New Research Supports Safe Staffing Standards for WA Hospitals

Staffing Standards As Proposed in HB 1868/SB 5751 Reduce Patient Deaths and Adverse Outcomes, Improve Patient Satisfaction and Reduce Nurse Burnout 

SEATTLE – A definitive new report on 30 years of research on nurse staffing levels decisively supports the case for Washington lawmakers to pass safe staffing standards, showing that they’ve worked in California and would protect Washington healthcare workers from dangerously high patient loads and improve patient care.

The comprehensive report, written by Patricia Pittman, Ph.D., FAAN, a leading national nursing researcher at George Washington University’s Fitzhugh Mullan Institute for Health Workforce Equity, summarizes and analyzes a robust field of nurse-patient staffing level research ranging from 1992 to 2022. Pittman’s report is intended to provide useful research and context for lawmakers grappling with how to ensure public safety and protect healthcare workers when hospitals do not adequately staff, and the takeaway is clear: requiring safe staffing standards is the only effective way to improve hospital staffing.

“As reviewed in this report, there is strong scientific evidence that nurse and nurse assistive staffing levels are critical components of both patient safety and of worker satisfaction and burnout,” said Dr. Pittman. “Because the continued underinvestment in nursing staff leads to cyclical crises of staff burnout, shortages and, ultimately, patient harm, this issue is one that state leaders cannot avoid addressing.”

According to the research, drawn from exhaustive real-world research, higher nurse staffing levels like those HB 1868/SB 5751 would create are directly associated with:

  • Lower patient mortality and failure to rescue rates, a conclusion drawn from numerous studies using many different data sources and analytic approaches (Section 3.1);

  • Fewer adverse patient events, such as hospital-acquired pneumonia, respiratory failure and cardiac arrest (Section 3.2);

  • Shorter lengths of stay, lower rates of 30-day patient readmission and higher patient satisfaction (Section 3.3);

  • Reduced nurse burnout, higher job satisfaction, and fewer occupational harms (Section 3.5).

Dr. Pittman also reviews hospital staffing legislation passed in 14 states that follow three approaches: (1) directly mandating safe staffing standards, like HB 1868/SB 5751, (2) requiring staffing committees that include bedside nurses, and (3) requiring public reporting of staffing levels.
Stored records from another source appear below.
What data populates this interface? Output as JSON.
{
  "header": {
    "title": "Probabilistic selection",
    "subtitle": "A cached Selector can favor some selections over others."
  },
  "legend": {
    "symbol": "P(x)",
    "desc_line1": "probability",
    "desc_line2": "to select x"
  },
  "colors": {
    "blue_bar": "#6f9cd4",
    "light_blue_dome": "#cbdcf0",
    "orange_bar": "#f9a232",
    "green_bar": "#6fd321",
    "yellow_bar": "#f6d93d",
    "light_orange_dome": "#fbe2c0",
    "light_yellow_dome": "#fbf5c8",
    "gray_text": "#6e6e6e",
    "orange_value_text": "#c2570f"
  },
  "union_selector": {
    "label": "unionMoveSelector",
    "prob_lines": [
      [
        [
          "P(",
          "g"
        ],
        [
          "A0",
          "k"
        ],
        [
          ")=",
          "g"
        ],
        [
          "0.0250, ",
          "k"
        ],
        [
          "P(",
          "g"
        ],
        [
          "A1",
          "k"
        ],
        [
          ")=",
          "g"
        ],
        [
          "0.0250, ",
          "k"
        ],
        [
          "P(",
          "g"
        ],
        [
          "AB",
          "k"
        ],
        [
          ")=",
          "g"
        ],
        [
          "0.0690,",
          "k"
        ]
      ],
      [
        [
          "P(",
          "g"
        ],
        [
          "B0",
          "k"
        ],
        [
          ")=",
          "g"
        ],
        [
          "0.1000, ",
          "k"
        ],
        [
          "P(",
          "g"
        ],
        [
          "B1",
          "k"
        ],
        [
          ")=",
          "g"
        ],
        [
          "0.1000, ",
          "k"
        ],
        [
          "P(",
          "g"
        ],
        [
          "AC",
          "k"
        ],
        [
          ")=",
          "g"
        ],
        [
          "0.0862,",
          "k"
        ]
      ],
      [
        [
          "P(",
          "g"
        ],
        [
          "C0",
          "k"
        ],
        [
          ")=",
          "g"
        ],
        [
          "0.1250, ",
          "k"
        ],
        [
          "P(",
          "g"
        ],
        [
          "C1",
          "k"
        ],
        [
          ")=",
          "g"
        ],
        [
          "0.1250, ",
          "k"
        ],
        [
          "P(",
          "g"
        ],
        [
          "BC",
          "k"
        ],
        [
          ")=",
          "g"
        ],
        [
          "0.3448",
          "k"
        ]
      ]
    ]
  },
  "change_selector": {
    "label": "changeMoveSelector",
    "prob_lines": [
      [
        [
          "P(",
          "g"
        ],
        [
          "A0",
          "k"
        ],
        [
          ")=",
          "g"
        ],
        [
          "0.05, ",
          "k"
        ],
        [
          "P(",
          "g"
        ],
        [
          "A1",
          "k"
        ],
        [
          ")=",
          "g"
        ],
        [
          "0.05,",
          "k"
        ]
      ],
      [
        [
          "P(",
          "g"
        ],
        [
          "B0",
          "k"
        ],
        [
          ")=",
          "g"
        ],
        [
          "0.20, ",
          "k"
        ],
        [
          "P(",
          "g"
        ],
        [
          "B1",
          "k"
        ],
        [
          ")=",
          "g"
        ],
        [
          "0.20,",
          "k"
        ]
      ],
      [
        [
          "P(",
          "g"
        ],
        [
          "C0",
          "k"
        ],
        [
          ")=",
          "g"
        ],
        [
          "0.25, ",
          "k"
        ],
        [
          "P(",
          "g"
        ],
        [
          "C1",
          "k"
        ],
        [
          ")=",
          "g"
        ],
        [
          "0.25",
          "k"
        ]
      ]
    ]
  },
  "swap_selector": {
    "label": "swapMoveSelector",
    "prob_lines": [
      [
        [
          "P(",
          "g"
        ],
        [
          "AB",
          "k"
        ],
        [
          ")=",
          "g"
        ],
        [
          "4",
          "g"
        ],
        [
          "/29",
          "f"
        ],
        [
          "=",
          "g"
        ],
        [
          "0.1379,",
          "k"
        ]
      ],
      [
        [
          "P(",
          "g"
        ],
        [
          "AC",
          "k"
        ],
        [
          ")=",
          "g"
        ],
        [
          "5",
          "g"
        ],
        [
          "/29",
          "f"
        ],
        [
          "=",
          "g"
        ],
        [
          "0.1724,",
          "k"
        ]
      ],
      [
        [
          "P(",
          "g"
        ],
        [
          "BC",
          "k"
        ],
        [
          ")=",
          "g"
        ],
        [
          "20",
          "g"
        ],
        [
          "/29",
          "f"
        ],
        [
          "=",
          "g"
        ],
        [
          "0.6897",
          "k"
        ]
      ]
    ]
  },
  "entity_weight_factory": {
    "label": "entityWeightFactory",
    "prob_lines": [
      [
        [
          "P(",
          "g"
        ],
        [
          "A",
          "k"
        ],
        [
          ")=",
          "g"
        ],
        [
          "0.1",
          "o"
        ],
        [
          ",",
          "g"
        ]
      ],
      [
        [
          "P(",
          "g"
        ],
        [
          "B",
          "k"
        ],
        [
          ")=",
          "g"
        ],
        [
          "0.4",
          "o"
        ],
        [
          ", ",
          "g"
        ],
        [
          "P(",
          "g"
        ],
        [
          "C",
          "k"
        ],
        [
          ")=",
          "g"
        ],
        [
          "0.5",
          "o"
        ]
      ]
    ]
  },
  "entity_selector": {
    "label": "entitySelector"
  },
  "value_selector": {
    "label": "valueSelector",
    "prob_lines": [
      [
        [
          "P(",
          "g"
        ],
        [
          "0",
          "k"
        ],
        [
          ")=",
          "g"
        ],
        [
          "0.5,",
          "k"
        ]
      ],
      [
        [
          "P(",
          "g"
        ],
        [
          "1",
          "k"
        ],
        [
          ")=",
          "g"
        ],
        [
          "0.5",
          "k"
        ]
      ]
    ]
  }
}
Washington has passed the latter two policies but of the three, only directly mandating safe staffing standards as proposed in HB 1868/SB 5751 has worked to address healthcare staffing and improve patient outcomes.

Only one state has passed safe staffing standards like those Washington lawmakers are considering – California. According to the report, the California safe staffing standards law has increased nurse staffing levels, significantly increased nurse job satisfaction and decreased burnout. At least one study found lower patient mortality significantly associated with lower nurse-to-patient staffing levels in California.

“To try to prevent Washington lawmakers from passing safe staffing standards, many hospital executives have resorted to scare tactics—claiming that these standards will lead to reduced access to care and repeating broad, uncited anecdotes about other states,” said David Keepnews, executive director of the Washington State Nurses Association. “But a huge body of research, based on real-world data, shows that better staffing levels lead to better patient outcomes, and that safe staffing standards are the best solution to ensure better staffing. This is the way out of Washington’s staffing crisis and toward better quality care. Quite literally, safe staffing saves lives, and 30 years of research proves it.”

Creation of the report was supported by the WA Safe + Healthy coalition. Dr. Pittman’s research was compiled independently and presented to WA Safe + Healthy upon completion.